Now fully recovered, La Grange has nothing but great things to say about Dr. Bushnell and his team at Harbin Clinic.

“He’s a great person,” says La Grange. “He’s very frank and honest and has a good sense of humor. Dr. Bushnell was super responsive and so were the staff across the board. The teamwork and the care was excellent.”

harbin, v3, readv3, july 2019, nwga orthopedics, orthopedics

One of the reasons Dr. Bushnell is the national leader in enrollment in the Regeneten patient registry is because he’s determined to prove it really works so more insurance companies will cover it.  

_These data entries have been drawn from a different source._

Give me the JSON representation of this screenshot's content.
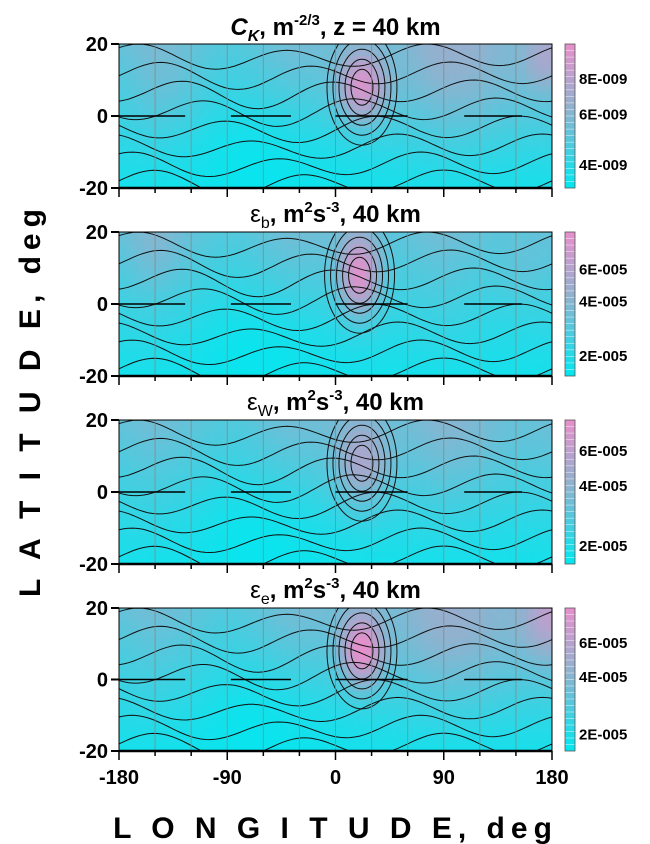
{
  "chart_data": [
    {
      "type": "heatmap",
      "title": "C_K, m^-2/3, z = 40 km",
      "title_parts": {
        "symbol": "C",
        "subscript": "K",
        "rest": ", m",
        "superscript": "-2/3",
        "tail": ", z = 40 km"
      },
      "xlabel": "L O N G I T U D E, deg",
      "ylabel": "L A T I T U D E, deg",
      "xlim": [
        -180,
        180
      ],
      "ylim": [
        -20,
        20
      ],
      "x_ticks": [
        "-180",
        "-90",
        "0",
        "90",
        "180"
      ],
      "y_ticks": [
        "20",
        "0",
        "-20"
      ],
      "colorbar": {
        "min": 4e-09,
        "max": 8.8e-09,
        "tick_values": [
          8e-09,
          6e-09,
          4e-09
        ],
        "tick_labels": [
          "8E-009",
          "6E-009",
          "4E-009"
        ]
      },
      "maximum": {
        "lon": 22,
        "lat": 8
      }
    },
    {
      "type": "heatmap",
      "title": "εb, m2s-3, 40 km",
      "title_parts": {
        "symbol": "ε",
        "subscript": "b",
        "rest": ", m",
        "superscript": "2",
        "mid": "s",
        "superscript2": "-3",
        "tail": ", 40 km"
      },
      "xlim": [
        -180,
        180
      ],
      "ylim": [
        -20,
        20
      ],
      "y_ticks": [
        "20",
        "0",
        "-20"
      ],
      "colorbar": {
        "min": 2e-05,
        "max": 7.5e-05,
        "tick_values": [
          6e-05,
          4e-05,
          2e-05
        ],
        "tick_labels": [
          "6E-005",
          "4E-005",
          "2E-005"
        ]
      },
      "maximum": {
        "lon": 20,
        "lat": 8
      }
    },
    {
      "type": "heatmap",
      "title": "εW, m2s-3, 40 km",
      "title_parts": {
        "symbol": "ε",
        "subscript": "W",
        "rest": ", m",
        "superscript": "2",
        "mid": "s",
        "superscript2": "-3",
        "tail": ", 40 km"
      },
      "xlim": [
        -180,
        180
      ],
      "ylim": [
        -20,
        20
      ],
      "y_ticks": [
        "20",
        "0",
        "-20"
      ],
      "colorbar": {
        "min": 2e-05,
        "max": 7e-05,
        "tick_values": [
          6e-05,
          4e-05,
          2e-05
        ],
        "tick_labels": [
          "6E-005",
          "4E-005",
          "2E-005"
        ]
      },
      "maximum": {
        "lon": 22,
        "lat": 8
      }
    },
    {
      "type": "heatmap",
      "title": "εe, m2s-3, 40 km",
      "title_parts": {
        "symbol": "ε",
        "subscript": "e",
        "rest": ", m",
        "superscript": "2",
        "mid": "s",
        "superscript2": "-3",
        "tail": ", 40 km"
      },
      "xlim": [
        -180,
        180
      ],
      "ylim": [
        -20,
        20
      ],
      "y_ticks": [
        "20",
        "0",
        "-20"
      ],
      "colorbar": {
        "min": 2e-05,
        "max": 7.5e-05,
        "tick_values": [
          6e-05,
          4e-05,
          2e-05
        ],
        "tick_labels": [
          "6E-005",
          "4E-005",
          "2E-005"
        ]
      },
      "maximum": {
        "lon": 22,
        "lat": 8
      }
    }
  ],
  "colors": {
    "low": "#00e8f0",
    "mid": "#8fb2cf",
    "high": "#e78fcb",
    "contour": "#111111",
    "gridline": "#888888"
  }
}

“It’s a shame the implant isn’t available to everyone who needs it. One of my biggest hopes is that we can get this covered for more patients. If our research can really prove clinical benefits with cost effectiveness, we can make it happen. There are new studies starting up this spring, and some of my partners are now participating as well. It’s an exciting time.”

The cost-effectiveness factor includes that the surgery may reduce or eliminate the need for revision surgeries, prolonged physical therapy and the patient’s time out of work.

“I want it to be available for everyone,” he says simply. “It works.”

As far as his research goes, Dr. Bushnell says he’s thrilled that Harbin Clinic can be a national leader in orthopedic shoulder research.

“It’s wonderful that our numbers have outpaced those of our collaborators at places like Princeton and the Steadman-Hawkins Clinic in Denver. It’s a little friendly competition among national colleagues that goes a long way,” he says. “By providing care for our local patients and doing these research studies, we’re helping thousands of people out there we will never meet, in places that have never heard of Rome, Georgia. That’s pretty cool.”